Future studies evaluating snout wipe to transport media volume ratio are needed. Media volume affects virus and inhibitor concentration in the sample. The wipes also soak up the majority of the 5 ml of VTM, which lowers the volume available for testing and increases the concentration of inhibitors coming from environmental debris in the remaining unabsorbed sample. Because snout wipes provide a sample from a larger surface area, they often include more debris such as wood shavings, feed, and dirt which can be problematic for virus isolation. Media levels within the storage vial also affect whether the wipe stays immersed in media or absorbs much of the media volume and subsequently sticks to the bottom or side of the vial. A comparison of media volumes may be useful in identifying the best starting volume for the detection of sensitivity.

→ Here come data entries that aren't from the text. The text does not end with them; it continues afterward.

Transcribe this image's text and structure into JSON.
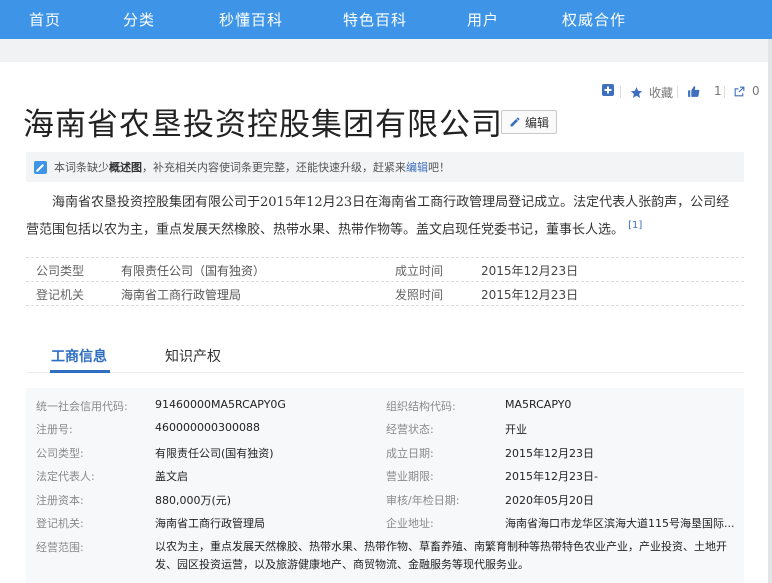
{
  "nav": {
    "items": [
      "首页",
      "分类",
      "秒懂百科",
      "特色百科",
      "用户",
      "权威合作"
    ]
  },
  "toolbar": {
    "collect_label": "收藏",
    "like_count": "1",
    "share_count": "0"
  },
  "title": "海南省农垦投资控股集团有限公司",
  "edit_label": "编辑",
  "notice": {
    "prefix": "本词条缺少",
    "strong": "概述图",
    "middle": "，补充相关内容使词条更完整，还能快速升级，赶紧来",
    "link": "编辑",
    "suffix": "吧！"
  },
  "summary": {
    "text": "海南省农垦投资控股集团有限公司于2015年12月23日在海南省工商行政管理局登记成立。法定代表人张韵声，公司经营范围包括以农为主，重点发展天然橡胶、热带水果、热带作物等。盖文启现任党委书记，董事长人选。",
    "ref": "[1]"
  },
  "basic_info": [
    {
      "k1": "公司类型",
      "v1": "有限责任公司（国有独资）",
      "k2": "成立时间",
      "v2": "2015年12月23日"
    },
    {
      "k1": "登记机关",
      "v1": "海南省工商行政管理局",
      "k2": "发照时间",
      "v2": "2015年12月23日"
    }
  ],
  "tabs": [
    "工商信息",
    "知识产权"
  ],
  "business_info": {
    "left": [
      {
        "k": "统一社会信用代码:",
        "v": "91460000MA5RCAPY0G"
      },
      {
        "k": "注册号:",
        "v": "460000000300088"
      },
      {
        "k": "公司类型:",
        "v": "有限责任公司(国有独资)"
      },
      {
        "k": "法定代表人:",
        "v": "盖文启"
      },
      {
        "k": "注册资本:",
        "v": "880,000万(元)"
      },
      {
        "k": "登记机关:",
        "v": "海南省工商行政管理局"
      }
    ],
    "right": [
      {
        "k": "组织结构代码:",
        "v": "MA5RCAPY0"
      },
      {
        "k": "经营状态:",
        "v": "开业"
      },
      {
        "k": "成立日期:",
        "v": "2015年12月23日"
      },
      {
        "k": "营业期限:",
        "v": "2015年12月23日-"
      },
      {
        "k": "审核/年检日期:",
        "v": "2020年05月20日"
      },
      {
        "k": "企业地址:",
        "v": "海南省海口市龙华区滨海大道115号海垦国际..."
      }
    ],
    "scope_label": "经营范围:",
    "scope_value": "以农为主，重点发展天然橡胶、热带水果、热带作物、草畜养殖、南繁育制种等热带特色农业产业，产业投资、土地开发、园区投资运营，以及旅游健康地产、商贸物流、金融服务等现代服务业。"
  },
  "colors": {
    "nav_bg": "#3e95e8",
    "accent_blue": "#2f6fc2",
    "link_blue": "#3e6fbc"
  }
}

In addition to alternate media volumes, it may be useful to evaluate alternate sample storage vials and pots. The HDPE pots are much larger than standard cryovials and result in space limitations for freezer storage and handling/transporting in the field.

Future evaluation of the snout wipe method may also address its application with commercial swine. Recent diagnostic advances have pushed the detection of many pathogens in commercial swine settings toward collecting oral fluids, where animals penned together chew on a rope and deposit fluids which can then be harvested from the rope.21–24 This method does not work well at agricultural fairs and other settings where only one or two animals share a pen because they will not create an adequate volume of fluid to be collected. Also, virus isolation rates from oral fluids have been poor22 and can only give pooled results for a group of animals, not individuals. Our results show virus recovery from snout wipes to be promising and can also give results for individual animals. Even though rapid influenza diagnostic tests are notoriously poor for making individual animal diagnoses, future work should also investigate the use of snout wipes in commercially available rapid influenza diagnostic tests.

Because of the improved ease of use, decreased animal discomfort, and comparable levels of virus detection and isolation, the results of this pilot study support the use of snout wipes in place of nasal swabs for IAV surveillance in pigs at agricultural fairs. Due to the potential role swine play in the development of novel IAV strains and their proven ability to contract and transmit IAV strains bidirectionally to other pigs and humans at fairs, continuing aggressive surveillance is needed and warrants further investigation of this snout wipe method in pigs at agricultural fairs and in other settings.